A prolonged prone position during spinal surgery and excessive pressure on the eye, especially as a result of patient malposition, can cause injury to the orbital structures and can lead to serious ocular complications. Although postoperative vision loss can occur in the absence of globe compression, avoidance of mechanical injury to the globe is very important for the surgeon and anesthetist to be aware of. The surgeon and anesthetist must pay particular attention to avoid the consequences of possible intraoperative movement without adequate eye protection during surgery.
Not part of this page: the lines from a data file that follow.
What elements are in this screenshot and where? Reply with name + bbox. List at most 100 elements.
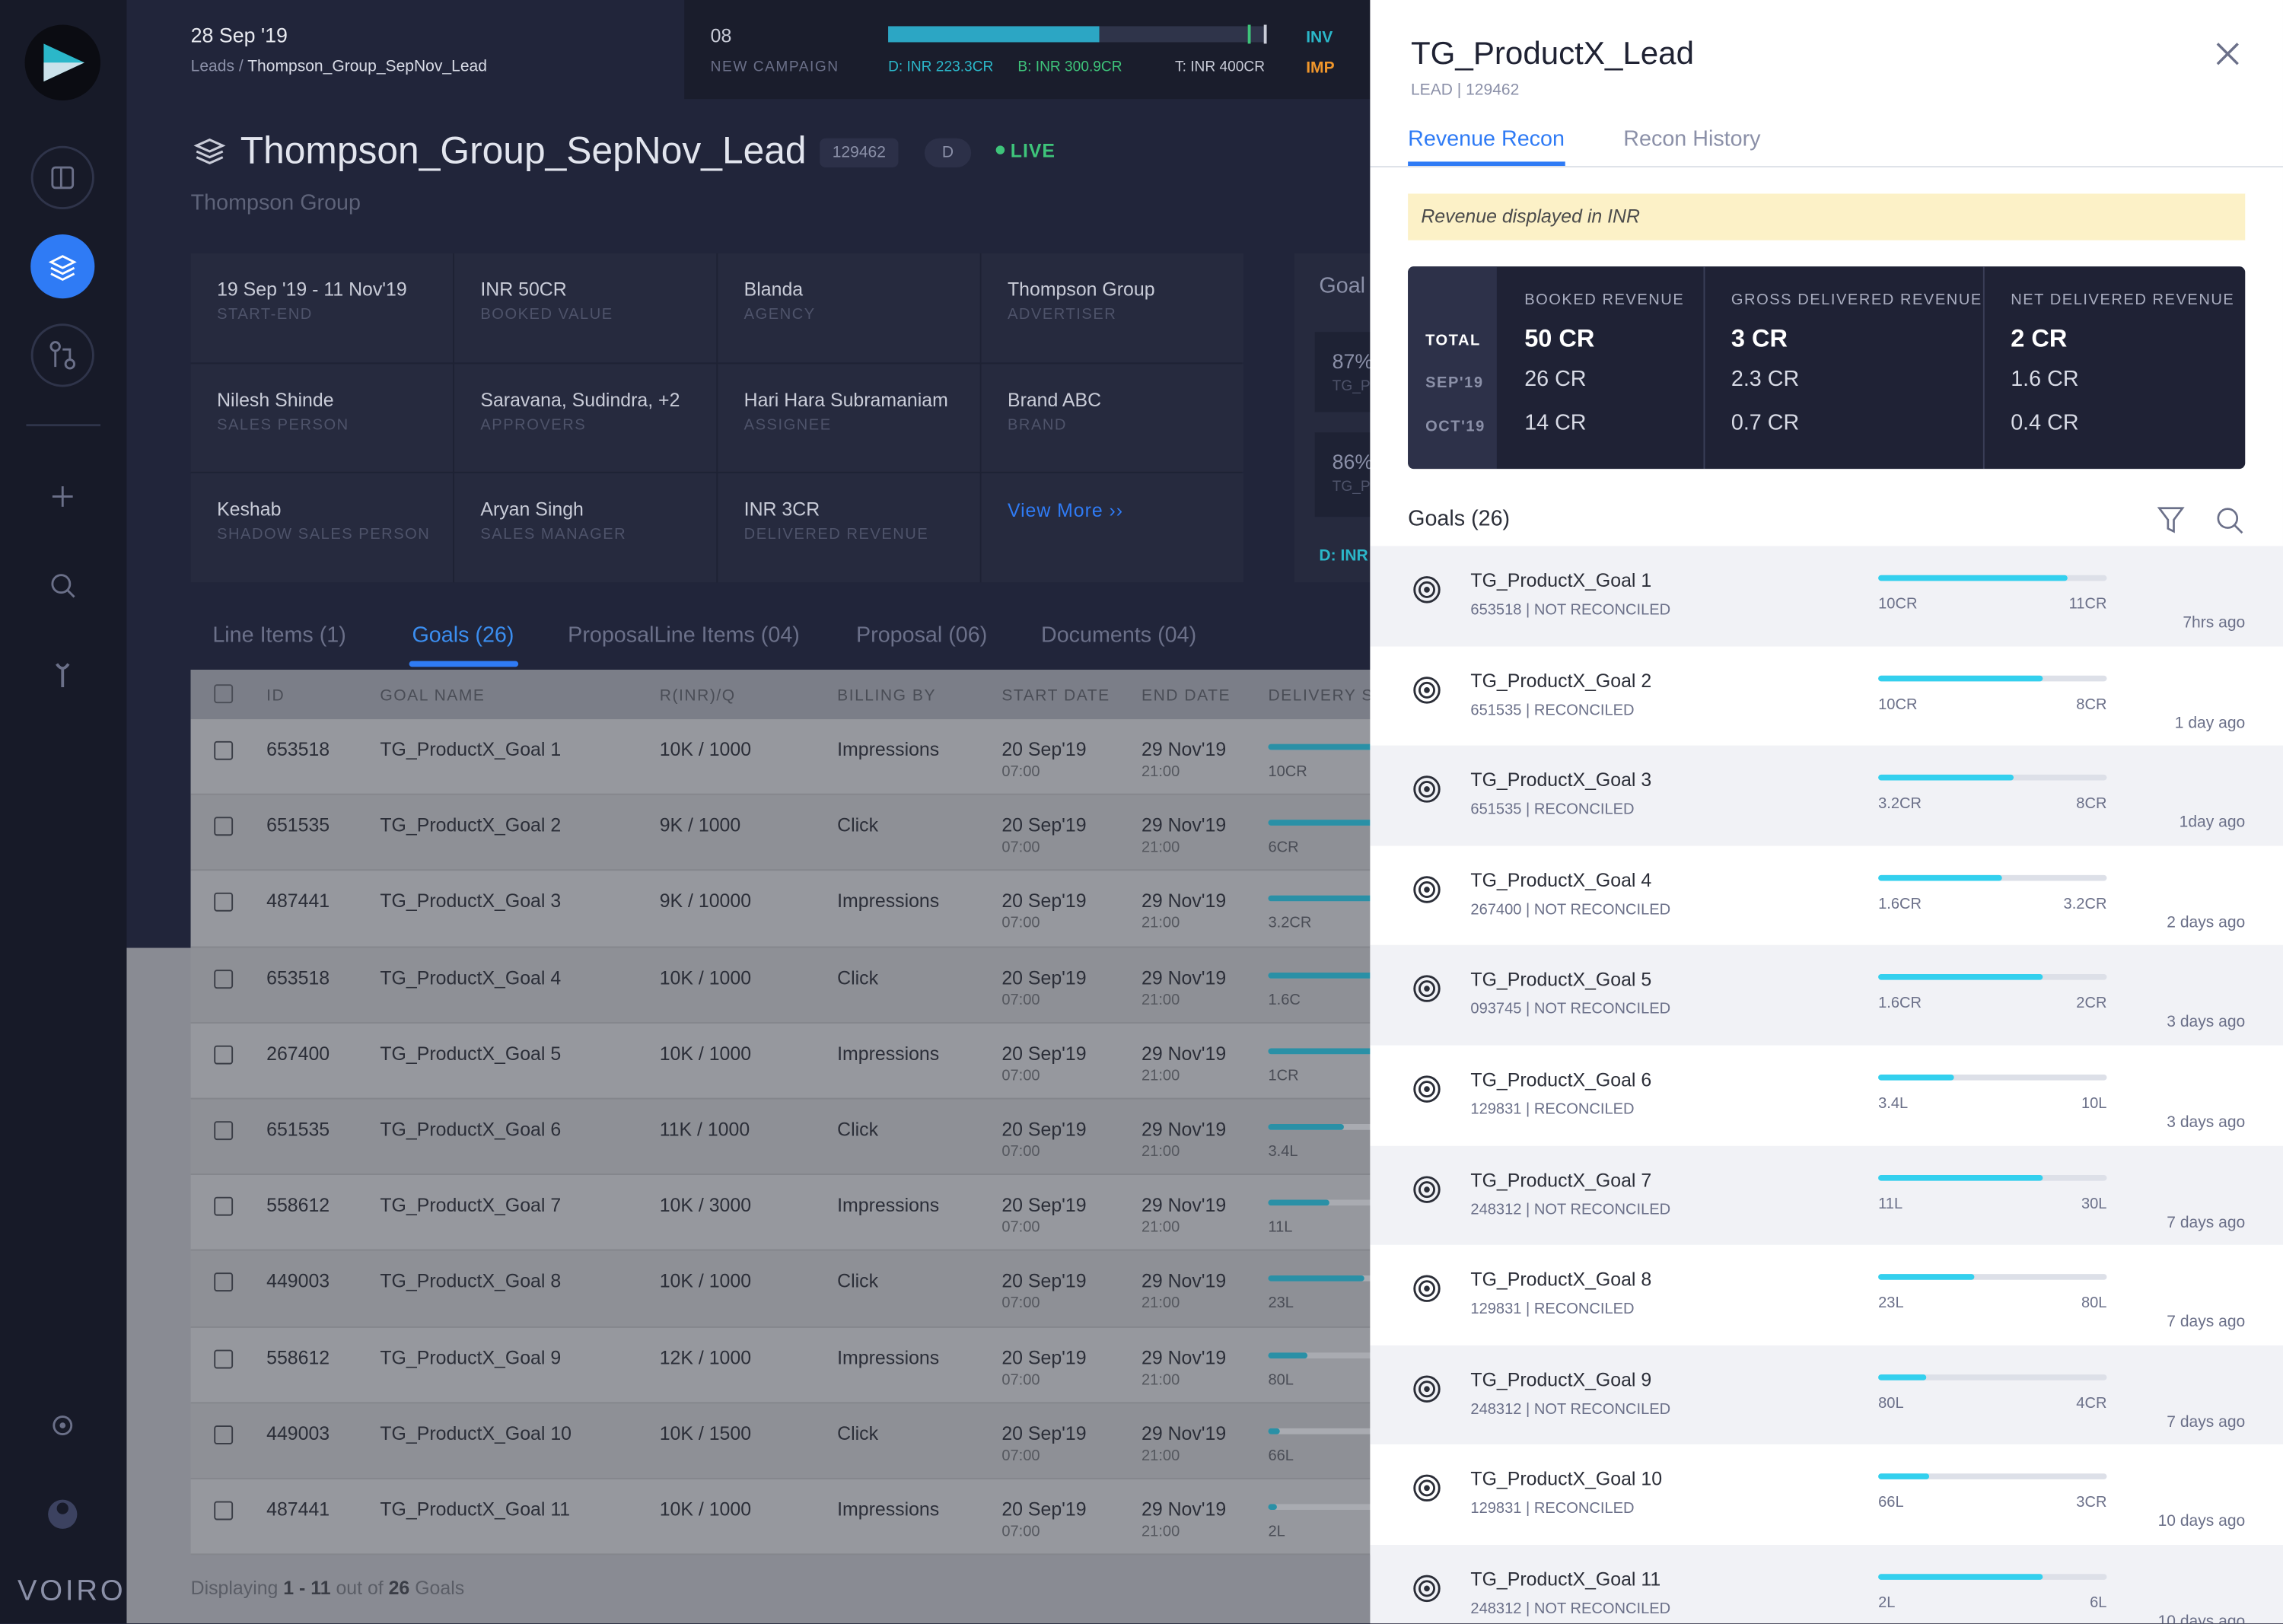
goal-item[interactable]: TG_ProductX_Goal 5 093745 | NOT RECONCILE… <box>1370 945 2283 1046</box>
progress-bar <box>1878 1174 2043 1180</box>
progress-bar <box>1878 1574 2043 1580</box>
progress-track <box>1878 1374 2107 1380</box>
goal-icon <box>1413 976 1441 1003</box>
progress-min: 66L <box>1878 1494 1904 1512</box>
tab[interactable]: Recon History <box>1623 126 1761 151</box>
delivered-label: 11L <box>1268 1218 1293 1237</box>
checkbox[interactable] <box>214 1501 234 1521</box>
goal-item[interactable]: TG_ProductX_Goal 9 248312 | NOT RECONCILE… <box>1370 1345 2283 1445</box>
delivered-label: 6CR <box>1268 839 1299 857</box>
tab[interactable]: ProposalLine Items (04) <box>568 623 800 648</box>
goal-rate: 10K / 1000 <box>659 1270 752 1292</box>
info-label: BRAND <box>1007 416 1067 434</box>
close-button[interactable] <box>2215 41 2243 70</box>
tab-active[interactable]: Goals (26) <box>412 623 514 648</box>
goal-billing: Impressions <box>837 1042 940 1065</box>
table-row: 558612 TG_ProductX_Goal 7 10K / 3000 Impres… <box>190 1175 1497 1252</box>
info-cell: INR 50CR BOOKED VALUE <box>454 253 717 362</box>
goal-name: TG_ProductX_Goal 3 <box>380 890 562 912</box>
breadcrumb-root[interactable]: Leads <box>190 58 235 76</box>
goal-meta: 248312 | NOT RECONCILED <box>1470 1400 1671 1419</box>
tab[interactable]: Proposal (06) <box>855 623 988 648</box>
checkbox[interactable] <box>214 684 234 704</box>
goal-item[interactable]: TG_ProductX_Goal 8 129831 | RECONCILED 23L… <box>1370 1245 2283 1345</box>
info-value: Aryan Singh <box>480 498 584 521</box>
start-date: 20 Sep'19 <box>1001 1042 1087 1065</box>
goal-name: TG_ProductX_Goal 6 <box>1470 1068 1652 1091</box>
checkbox[interactable] <box>214 1197 234 1216</box>
tab-active[interactable]: Revenue Recon <box>1408 126 1565 151</box>
checkbox[interactable] <box>214 1045 234 1065</box>
info-label: APPROVERS <box>480 416 587 434</box>
goal-meta: 651535 | RECONCILED <box>1470 801 1635 819</box>
start-date: 20 Sep'19 <box>1001 1345 1087 1368</box>
goal-meta: 651535 | RECONCILED <box>1470 701 1635 719</box>
goal-meta: 129831 | RECONCILED <box>1470 1300 1635 1318</box>
tab[interactable]: Documents (04) <box>1040 623 1197 648</box>
goals-heading: Goals (26) <box>1408 506 1511 532</box>
goal-item[interactable]: TG_ProductX_Goal 7 248312 | NOT RECONCILE… <box>1370 1145 2283 1246</box>
text: Displaying <box>190 1577 284 1599</box>
value: 223.3 <box>935 59 973 76</box>
campaign-booked: B: INR 300.9CR <box>1017 59 1122 75</box>
progress-bar <box>1268 1124 1344 1130</box>
goal-item[interactable]: TG_ProductX_Goal 6 129831 | RECONCILED 3.4… <box>1370 1045 2283 1145</box>
row-label: SEP'19 <box>1425 374 1484 392</box>
end-date: 29 Nov'19 <box>1141 1422 1227 1444</box>
goal-item[interactable]: TG_ProductX_Goal 4 267400 | NOT RECONCILE… <box>1370 845 2283 946</box>
info-cell: Nilesh Shinde SALES PERSON <box>190 363 454 472</box>
lead-badge: D <box>924 138 972 168</box>
table-header: ID GOAL NAME R(INR)/Q BILLING BY START DATE E… <box>190 670 1383 720</box>
progress-min: 2L <box>1878 1594 1896 1612</box>
progress-bar <box>1268 1275 1364 1282</box>
progress-bar <box>1878 1074 1954 1081</box>
progress-bar <box>1268 1199 1330 1206</box>
breadcrumb: Leads / Thompson_Group_SepNov_Lead <box>191 59 487 76</box>
checkbox[interactable] <box>214 1349 234 1368</box>
filter-button[interactable] <box>2157 507 2186 536</box>
goal-item[interactable]: TG_ProductX_Goal 10 129831 | RECONCILED 66… <box>1370 1444 2283 1545</box>
goal-item[interactable]: TG_ProductX_Goal 11 248312 | NOT RECONCIL… <box>1370 1544 2283 1624</box>
checkbox[interactable] <box>214 1425 234 1444</box>
delivered-label: 66L <box>1268 1447 1294 1465</box>
updated-time: 7hrs ago <box>2183 614 2246 632</box>
goal-name: TG_ProductX_Goal 11 <box>1470 1568 1661 1591</box>
checkbox[interactable] <box>214 969 234 989</box>
checkbox[interactable] <box>214 1272 234 1292</box>
end-time: 21:00 <box>1141 915 1180 933</box>
lead-title: Thompson_Group_SepNov_Lead <box>240 128 807 172</box>
count: 26 <box>388 1577 410 1599</box>
goal-item[interactable]: TG_ProductX_Goal 2 651535 | RECONCILED 10C… <box>1370 645 2283 746</box>
checkbox[interactable] <box>214 817 234 836</box>
view-more-link[interactable]: View More ›› <box>1007 499 1123 521</box>
row-label: TOTAL <box>1425 332 1481 350</box>
tab[interactable]: Line Items (1) <box>212 623 346 648</box>
goal-pct: 87% <box>1332 349 1374 373</box>
goal-meta: 248312 | NOT RECONCILED <box>1470 1600 1671 1618</box>
end-date: 29 Nov'19 <box>1141 1194 1227 1216</box>
breadcrumb-sep: / <box>238 58 244 76</box>
goal-summary-title: Goal <box>1319 273 1366 299</box>
checkbox[interactable] <box>214 893 234 912</box>
label: D: INR <box>888 59 932 76</box>
goal-item[interactable]: TG_ProductX_Goal 3 651535 | RECONCILED 3.2… <box>1370 745 2283 846</box>
progress-track <box>1878 1574 2107 1580</box>
lead-advertiser: Thompson Group <box>190 190 361 216</box>
info-cell: Saravana, Sudindra, +2 APPROVERS <box>454 363 717 472</box>
goal-item[interactable]: TG_ProductX_Goal 1 653518 | NOT RECONCILE… <box>1370 546 2283 646</box>
text: out of <box>330 1577 389 1599</box>
checkbox[interactable] <box>214 1121 234 1141</box>
info-cell: Hari Hara Subramaniam ASSIGNEE <box>718 363 980 472</box>
search-button[interactable] <box>2216 507 2245 536</box>
value: 400 <box>1219 59 1244 76</box>
goal-icon <box>1413 1175 1441 1203</box>
end-time: 21:00 <box>1141 1371 1180 1389</box>
campaign-bar-fill <box>888 26 1100 43</box>
info-label: SALES MANAGER <box>480 525 627 543</box>
updated-time: 7 days ago <box>2167 1413 2246 1431</box>
checkbox[interactable] <box>214 740 234 760</box>
goal-name: TG_ProductX_Goal 7 <box>1470 1168 1652 1191</box>
goal-name: TG_ProductX_Goal 1 <box>380 738 562 760</box>
table-row: 653518 TG_ProductX_Goal 4 10K / 1000 Click 2… <box>190 947 1497 1024</box>
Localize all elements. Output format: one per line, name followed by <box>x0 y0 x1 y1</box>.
Special attention must be given to bradyarrhythmia or other heart conduction illnesses during the operation, as these may be signals of vagal stimulation caused by increased intraorbital pressure.2
We believe this to be the first case report of CRAO with ophthalmoplegia after spinal surgery in the prone position in Korea. If patients show postoperative signs of orbital swelling, especially following surgery in the prone position, the condition must be evaluated and treated immediately. Ophthalmologists must be aware of the possibility of this complication, and always pay attention to avoid this devastating complication.